We hope that the experiment above showing the distinct, exclusively peripheral endocytosis pattern triggered by BCR cross-linking by soluble antibodies clarified this point. We also added a new panel to Figure 1 (new Figure 1I) to emphasize that FM dye influx during antigen-induced permeabilization is a sudden event, with an influx kinetics similar to what is observed with PI (more examples are provided in the new Figure 1 supplement 4). Furthermore, unlike what is seen during endocytosis, in antigen-permeabilized cells FM influx frequently results in staining of the nuclear envelope (note the juxtaposition of FM staining and PI-stained nuclei in Figure 1H and Figure 1-supplement 4A).

3) Results obtained using BEL are interesting but not fully convincing. BEL treatment has several described effects on cells included cell death induction (https://doi.org/10.1074/jbc.M307209200). The fact that in Figure 5—figure supplement 1 cells present unaltered FCS/SSC cannot exclude the possibility that B cells might be in a cell death process and for this reason might have internalized the viability dye Sytox Blue. To address this point, it is important to test the impact of BEL on non-stimulated B cells.
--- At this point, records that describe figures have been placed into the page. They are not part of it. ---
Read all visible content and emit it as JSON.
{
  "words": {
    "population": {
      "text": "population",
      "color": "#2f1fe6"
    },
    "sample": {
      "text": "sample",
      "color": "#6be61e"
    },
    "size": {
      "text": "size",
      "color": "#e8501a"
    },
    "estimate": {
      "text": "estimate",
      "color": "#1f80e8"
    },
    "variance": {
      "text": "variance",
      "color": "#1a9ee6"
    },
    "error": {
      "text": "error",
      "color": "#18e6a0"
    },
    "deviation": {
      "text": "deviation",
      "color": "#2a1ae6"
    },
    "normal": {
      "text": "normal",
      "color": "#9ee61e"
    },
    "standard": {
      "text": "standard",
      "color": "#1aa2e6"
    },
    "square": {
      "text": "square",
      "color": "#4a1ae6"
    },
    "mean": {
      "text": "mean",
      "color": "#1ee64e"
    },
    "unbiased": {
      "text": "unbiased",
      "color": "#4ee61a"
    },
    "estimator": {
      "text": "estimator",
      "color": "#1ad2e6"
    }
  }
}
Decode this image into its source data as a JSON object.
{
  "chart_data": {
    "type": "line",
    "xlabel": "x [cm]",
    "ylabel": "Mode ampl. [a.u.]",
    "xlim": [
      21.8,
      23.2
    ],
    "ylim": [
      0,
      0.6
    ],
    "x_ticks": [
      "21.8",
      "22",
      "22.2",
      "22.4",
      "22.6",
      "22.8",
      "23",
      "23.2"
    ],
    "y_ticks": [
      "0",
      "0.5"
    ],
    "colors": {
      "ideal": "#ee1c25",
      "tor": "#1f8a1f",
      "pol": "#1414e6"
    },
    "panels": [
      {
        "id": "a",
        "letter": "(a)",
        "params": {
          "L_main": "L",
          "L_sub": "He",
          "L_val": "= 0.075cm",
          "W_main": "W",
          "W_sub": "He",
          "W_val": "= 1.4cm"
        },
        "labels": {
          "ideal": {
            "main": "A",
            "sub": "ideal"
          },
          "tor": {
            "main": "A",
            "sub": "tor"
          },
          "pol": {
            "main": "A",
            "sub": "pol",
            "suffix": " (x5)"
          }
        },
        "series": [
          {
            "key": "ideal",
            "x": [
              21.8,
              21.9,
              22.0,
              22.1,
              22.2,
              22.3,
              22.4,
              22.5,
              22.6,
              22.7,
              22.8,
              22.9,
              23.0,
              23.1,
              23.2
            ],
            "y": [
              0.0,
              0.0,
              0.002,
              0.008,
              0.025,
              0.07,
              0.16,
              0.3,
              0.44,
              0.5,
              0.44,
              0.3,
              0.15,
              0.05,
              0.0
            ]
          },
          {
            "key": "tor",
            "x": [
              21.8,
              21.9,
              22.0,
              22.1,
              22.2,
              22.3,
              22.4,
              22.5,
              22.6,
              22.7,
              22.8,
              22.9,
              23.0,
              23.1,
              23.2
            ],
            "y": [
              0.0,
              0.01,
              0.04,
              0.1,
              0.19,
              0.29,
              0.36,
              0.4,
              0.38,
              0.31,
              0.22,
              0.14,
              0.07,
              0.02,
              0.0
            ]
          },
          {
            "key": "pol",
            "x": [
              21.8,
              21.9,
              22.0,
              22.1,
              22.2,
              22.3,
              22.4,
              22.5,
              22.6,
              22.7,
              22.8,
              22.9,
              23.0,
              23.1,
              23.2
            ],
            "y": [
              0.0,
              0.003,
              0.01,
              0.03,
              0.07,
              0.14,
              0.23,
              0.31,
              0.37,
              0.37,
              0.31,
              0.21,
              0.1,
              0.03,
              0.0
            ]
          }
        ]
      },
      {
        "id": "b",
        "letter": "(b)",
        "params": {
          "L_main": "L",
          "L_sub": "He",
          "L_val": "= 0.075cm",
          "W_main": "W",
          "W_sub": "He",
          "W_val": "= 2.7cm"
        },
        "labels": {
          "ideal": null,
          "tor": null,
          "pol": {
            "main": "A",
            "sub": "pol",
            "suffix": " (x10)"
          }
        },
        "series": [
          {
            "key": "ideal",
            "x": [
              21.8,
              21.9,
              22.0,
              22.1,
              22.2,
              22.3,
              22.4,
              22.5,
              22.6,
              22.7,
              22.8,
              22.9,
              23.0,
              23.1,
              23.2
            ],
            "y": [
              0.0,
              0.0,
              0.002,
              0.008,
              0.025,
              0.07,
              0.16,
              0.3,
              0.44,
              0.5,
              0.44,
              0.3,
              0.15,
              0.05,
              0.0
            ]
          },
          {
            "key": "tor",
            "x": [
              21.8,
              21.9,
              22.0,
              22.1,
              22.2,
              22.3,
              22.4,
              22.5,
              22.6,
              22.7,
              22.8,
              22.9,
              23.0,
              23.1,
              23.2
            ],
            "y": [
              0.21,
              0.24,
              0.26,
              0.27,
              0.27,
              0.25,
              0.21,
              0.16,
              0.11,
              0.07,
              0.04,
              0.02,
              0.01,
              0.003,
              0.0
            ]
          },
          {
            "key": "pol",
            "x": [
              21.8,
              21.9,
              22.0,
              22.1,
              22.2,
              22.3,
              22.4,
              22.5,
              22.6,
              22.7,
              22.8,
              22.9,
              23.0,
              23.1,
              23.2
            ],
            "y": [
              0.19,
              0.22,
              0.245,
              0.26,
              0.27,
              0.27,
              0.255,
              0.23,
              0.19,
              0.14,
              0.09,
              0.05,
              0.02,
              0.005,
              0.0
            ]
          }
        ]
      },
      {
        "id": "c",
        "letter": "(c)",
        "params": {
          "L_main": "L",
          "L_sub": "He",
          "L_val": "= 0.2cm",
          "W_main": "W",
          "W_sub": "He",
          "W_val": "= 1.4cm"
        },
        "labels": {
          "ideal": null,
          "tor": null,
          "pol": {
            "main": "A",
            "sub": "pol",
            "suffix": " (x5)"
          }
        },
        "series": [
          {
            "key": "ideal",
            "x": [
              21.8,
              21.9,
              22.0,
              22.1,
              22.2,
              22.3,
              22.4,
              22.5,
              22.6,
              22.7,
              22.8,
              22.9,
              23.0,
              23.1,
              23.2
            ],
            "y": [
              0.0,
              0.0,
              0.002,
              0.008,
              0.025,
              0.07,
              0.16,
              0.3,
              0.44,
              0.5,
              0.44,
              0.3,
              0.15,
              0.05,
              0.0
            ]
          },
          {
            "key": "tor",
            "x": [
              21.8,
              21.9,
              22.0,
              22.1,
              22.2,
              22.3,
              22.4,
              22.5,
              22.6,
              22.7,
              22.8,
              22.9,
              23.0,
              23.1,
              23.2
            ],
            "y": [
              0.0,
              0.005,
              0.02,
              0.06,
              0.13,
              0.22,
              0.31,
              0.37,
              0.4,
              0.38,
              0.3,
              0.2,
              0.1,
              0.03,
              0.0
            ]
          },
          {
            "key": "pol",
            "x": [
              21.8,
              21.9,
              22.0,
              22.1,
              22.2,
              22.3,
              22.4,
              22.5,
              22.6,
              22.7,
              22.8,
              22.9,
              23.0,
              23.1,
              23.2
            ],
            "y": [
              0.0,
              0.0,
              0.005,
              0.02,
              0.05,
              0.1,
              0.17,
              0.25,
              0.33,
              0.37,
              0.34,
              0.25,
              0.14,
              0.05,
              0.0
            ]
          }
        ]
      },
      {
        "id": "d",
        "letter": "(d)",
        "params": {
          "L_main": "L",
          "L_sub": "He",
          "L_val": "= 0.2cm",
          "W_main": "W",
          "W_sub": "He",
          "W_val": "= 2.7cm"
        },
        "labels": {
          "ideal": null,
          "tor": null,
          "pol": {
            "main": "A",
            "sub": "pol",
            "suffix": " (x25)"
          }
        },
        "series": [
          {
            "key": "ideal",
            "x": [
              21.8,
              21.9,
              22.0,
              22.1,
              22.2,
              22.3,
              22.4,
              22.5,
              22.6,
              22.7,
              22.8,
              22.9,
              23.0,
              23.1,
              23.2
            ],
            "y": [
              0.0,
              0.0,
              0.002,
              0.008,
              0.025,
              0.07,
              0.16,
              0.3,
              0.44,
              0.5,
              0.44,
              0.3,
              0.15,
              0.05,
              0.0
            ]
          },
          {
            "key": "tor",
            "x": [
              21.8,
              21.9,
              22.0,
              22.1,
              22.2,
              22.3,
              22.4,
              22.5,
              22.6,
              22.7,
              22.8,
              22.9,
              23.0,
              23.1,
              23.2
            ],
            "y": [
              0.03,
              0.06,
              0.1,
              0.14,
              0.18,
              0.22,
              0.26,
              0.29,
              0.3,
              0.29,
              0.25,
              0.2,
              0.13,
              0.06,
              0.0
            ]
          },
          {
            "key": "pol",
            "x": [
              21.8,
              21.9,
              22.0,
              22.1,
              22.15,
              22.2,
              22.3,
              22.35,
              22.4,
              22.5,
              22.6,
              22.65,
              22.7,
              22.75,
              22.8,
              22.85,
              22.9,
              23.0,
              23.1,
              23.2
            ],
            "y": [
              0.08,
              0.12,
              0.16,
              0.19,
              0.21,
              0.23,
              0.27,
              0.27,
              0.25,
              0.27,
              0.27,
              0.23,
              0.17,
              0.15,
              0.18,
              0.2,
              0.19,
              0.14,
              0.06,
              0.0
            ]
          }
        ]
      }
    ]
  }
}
We agree that our data showing unaltered FCS/SSC did not fully rule out potential cell death induction by BEL. To directly examine this issue, we incubated B cells with Tf-beads (our control condition that induces very low levels of B cell permeabilization) in the presence or absence of BEL and examined the cell’s susceptibility to SYTOX Blue staining. As shown in the new Figure 6-supplement 1C,D, treatment with BEL under our experimental conditions (12 µM for 30 min) did not increase the percentage of SYTOX-permeable B-cells.